Des clauses modifiées avant l’échéance fixée
La DGCCRF avait accordé à Booking.com un délai courant jusqu’au 31 décembre 2025 pour mettre ses contrats en conformité, sous peine de sanctions financières pouvant atteindre plusieurs dizaines de millions d’euros. Selon les informations publiées par L’Écho Touristique, la plateforme a procédé aux modifications demandées dans les délais impartis.
Dans un communiqué publié fin janvier 2026, la DGCCRF a confirmé que Booking.com avait bien modifié ses clauses contractuelles. L’administration a toutefois indiqué qu’elle resterait vigilante quant à leur conformité et à leur application effective dans les relations entre la plateforme et les hôteliers.
Une adaptation encadrée, sans revirement stratégique
Booking.com avait réagi dès l’été 2025 à la mise en demeure, en indiquant qu’elle coopérait avec les autorités françaises tout en contestant l’analyse sur le fond.
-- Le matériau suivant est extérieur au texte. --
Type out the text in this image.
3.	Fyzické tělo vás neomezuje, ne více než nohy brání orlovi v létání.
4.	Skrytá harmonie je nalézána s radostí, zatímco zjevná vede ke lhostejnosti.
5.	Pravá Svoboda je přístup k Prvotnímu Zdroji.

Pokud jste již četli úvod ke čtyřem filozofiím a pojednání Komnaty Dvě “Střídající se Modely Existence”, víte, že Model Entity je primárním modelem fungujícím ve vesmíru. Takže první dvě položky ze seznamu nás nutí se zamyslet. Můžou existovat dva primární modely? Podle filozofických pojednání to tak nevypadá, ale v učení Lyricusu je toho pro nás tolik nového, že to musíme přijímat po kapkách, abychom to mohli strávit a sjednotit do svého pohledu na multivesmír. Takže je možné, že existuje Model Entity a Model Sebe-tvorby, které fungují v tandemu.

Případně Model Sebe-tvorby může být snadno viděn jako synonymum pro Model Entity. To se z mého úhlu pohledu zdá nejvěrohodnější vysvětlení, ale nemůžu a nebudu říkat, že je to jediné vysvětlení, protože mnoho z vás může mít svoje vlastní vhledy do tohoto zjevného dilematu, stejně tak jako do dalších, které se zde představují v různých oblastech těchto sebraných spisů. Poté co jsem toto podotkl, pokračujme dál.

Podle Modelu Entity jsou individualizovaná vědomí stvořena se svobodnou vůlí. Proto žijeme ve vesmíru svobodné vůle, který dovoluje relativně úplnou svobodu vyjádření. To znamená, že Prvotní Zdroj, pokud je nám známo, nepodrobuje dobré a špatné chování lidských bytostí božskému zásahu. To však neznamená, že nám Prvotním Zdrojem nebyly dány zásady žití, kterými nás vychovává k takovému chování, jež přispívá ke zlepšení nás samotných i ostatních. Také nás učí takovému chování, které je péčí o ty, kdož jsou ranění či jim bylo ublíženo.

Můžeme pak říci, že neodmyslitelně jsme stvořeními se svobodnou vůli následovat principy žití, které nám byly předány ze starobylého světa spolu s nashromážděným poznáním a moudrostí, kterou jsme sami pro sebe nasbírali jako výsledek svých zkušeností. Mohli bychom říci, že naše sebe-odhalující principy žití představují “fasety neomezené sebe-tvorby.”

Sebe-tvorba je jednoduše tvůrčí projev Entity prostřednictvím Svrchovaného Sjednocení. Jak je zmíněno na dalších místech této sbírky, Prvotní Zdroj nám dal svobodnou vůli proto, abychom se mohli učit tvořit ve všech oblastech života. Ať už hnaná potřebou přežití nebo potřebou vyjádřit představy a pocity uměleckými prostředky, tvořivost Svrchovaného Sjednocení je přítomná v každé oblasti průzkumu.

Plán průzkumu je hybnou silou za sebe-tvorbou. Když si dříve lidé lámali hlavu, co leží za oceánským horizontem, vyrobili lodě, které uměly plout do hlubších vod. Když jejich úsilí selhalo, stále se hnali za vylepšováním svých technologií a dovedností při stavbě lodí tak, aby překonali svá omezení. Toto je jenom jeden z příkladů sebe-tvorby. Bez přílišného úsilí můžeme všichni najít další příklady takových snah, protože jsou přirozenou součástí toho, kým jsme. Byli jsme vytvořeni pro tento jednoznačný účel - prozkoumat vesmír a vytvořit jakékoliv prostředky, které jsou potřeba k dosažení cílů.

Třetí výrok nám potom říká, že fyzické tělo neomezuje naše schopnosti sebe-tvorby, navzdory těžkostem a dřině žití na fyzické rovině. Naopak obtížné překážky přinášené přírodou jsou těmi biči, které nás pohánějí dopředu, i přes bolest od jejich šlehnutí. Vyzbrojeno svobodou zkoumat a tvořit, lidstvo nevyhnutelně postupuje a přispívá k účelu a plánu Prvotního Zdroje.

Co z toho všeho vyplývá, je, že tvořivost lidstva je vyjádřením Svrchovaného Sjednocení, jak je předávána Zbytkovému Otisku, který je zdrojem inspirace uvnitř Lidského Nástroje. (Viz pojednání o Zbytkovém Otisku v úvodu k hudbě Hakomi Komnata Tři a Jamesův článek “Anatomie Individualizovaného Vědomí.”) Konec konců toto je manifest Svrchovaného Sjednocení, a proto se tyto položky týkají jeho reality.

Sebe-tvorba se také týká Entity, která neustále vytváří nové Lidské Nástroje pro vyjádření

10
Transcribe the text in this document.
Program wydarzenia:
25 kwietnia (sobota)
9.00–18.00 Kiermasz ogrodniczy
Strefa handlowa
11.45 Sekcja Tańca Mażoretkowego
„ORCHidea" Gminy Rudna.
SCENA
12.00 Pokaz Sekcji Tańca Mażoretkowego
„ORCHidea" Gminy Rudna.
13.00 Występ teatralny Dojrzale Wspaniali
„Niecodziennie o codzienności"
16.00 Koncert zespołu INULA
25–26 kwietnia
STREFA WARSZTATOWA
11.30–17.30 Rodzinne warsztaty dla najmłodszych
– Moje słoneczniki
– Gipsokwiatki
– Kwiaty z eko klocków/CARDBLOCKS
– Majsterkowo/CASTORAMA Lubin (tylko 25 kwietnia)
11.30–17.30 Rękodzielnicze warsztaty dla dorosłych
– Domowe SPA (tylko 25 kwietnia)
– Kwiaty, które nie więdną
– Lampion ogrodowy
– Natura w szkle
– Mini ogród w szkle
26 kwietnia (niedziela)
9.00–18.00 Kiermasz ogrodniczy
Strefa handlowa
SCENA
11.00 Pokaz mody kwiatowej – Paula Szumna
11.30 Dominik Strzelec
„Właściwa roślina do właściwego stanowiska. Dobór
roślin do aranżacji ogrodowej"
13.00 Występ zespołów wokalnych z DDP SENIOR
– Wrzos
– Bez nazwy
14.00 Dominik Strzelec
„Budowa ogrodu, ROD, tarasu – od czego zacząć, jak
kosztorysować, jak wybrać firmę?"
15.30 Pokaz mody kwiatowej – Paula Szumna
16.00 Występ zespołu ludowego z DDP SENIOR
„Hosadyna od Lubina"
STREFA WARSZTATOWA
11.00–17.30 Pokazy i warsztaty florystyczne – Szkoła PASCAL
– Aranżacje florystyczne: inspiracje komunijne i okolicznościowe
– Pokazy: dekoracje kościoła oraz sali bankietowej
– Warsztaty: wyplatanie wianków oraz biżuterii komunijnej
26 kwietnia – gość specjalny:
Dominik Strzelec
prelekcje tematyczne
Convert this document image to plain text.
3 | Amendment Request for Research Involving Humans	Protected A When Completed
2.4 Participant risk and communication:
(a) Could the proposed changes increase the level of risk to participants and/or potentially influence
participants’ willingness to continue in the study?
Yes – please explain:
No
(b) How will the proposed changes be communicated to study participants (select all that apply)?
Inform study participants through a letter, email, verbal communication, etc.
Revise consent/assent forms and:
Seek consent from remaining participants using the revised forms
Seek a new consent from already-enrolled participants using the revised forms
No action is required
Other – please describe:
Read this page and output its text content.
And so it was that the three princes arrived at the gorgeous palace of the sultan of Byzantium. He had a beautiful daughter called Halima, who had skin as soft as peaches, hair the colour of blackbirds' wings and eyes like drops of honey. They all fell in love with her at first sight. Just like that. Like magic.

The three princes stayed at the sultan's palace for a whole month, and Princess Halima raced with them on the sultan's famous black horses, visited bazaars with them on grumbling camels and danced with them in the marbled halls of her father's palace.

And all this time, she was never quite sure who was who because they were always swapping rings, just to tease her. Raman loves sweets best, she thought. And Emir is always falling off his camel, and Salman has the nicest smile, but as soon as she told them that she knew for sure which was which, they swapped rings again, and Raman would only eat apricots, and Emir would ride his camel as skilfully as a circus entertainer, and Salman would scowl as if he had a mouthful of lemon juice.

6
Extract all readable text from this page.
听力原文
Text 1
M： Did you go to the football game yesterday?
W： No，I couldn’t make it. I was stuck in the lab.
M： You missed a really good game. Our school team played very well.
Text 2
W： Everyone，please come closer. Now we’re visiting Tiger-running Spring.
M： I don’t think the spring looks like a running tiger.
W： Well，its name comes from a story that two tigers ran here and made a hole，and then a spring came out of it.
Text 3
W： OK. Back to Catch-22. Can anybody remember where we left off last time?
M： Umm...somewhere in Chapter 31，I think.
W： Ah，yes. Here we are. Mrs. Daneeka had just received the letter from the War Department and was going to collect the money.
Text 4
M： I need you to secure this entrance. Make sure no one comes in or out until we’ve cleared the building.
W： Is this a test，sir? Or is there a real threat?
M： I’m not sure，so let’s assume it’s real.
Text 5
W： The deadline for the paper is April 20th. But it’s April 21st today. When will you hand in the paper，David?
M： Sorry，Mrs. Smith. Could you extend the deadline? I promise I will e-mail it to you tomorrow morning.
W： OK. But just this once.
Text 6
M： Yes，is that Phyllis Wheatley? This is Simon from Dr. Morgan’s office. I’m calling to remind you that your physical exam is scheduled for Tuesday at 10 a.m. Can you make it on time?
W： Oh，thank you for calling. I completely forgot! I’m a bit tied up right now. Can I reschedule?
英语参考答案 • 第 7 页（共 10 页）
La plateforme estimait alors que ses pratiques restaient conformes au cadre réglementaire européen, tout en acceptant d’adapter certains points de ses contrats.
Cette évolution permet à Booking.com d’éviter une procédure contentieuse, sans remettre en cause son modèle économique fondé sur l’intermédiation et la visibilité offerte aux établissements partenaires.
Un signal attendu par les hôteliers
Du côté des professionnels, cette décision est perçue comme un signal important. Les représentants du secteur hôtelier dénonçaient depuis plusieurs années des pratiques qu’ils jugeaient déséquilibrées dans leurs relations avec les grandes plateformes de réservation.
La modification des clauses pourrait offrir aux établissements une marge de manœuvre accrue dans leur stratégie tarifaire et leur distribution directe. Reste désormais à observer l’impact concret de ces changements sur le terrain et leur traduction dans les relations quotidiennes entre Booking.com et les hôteliers.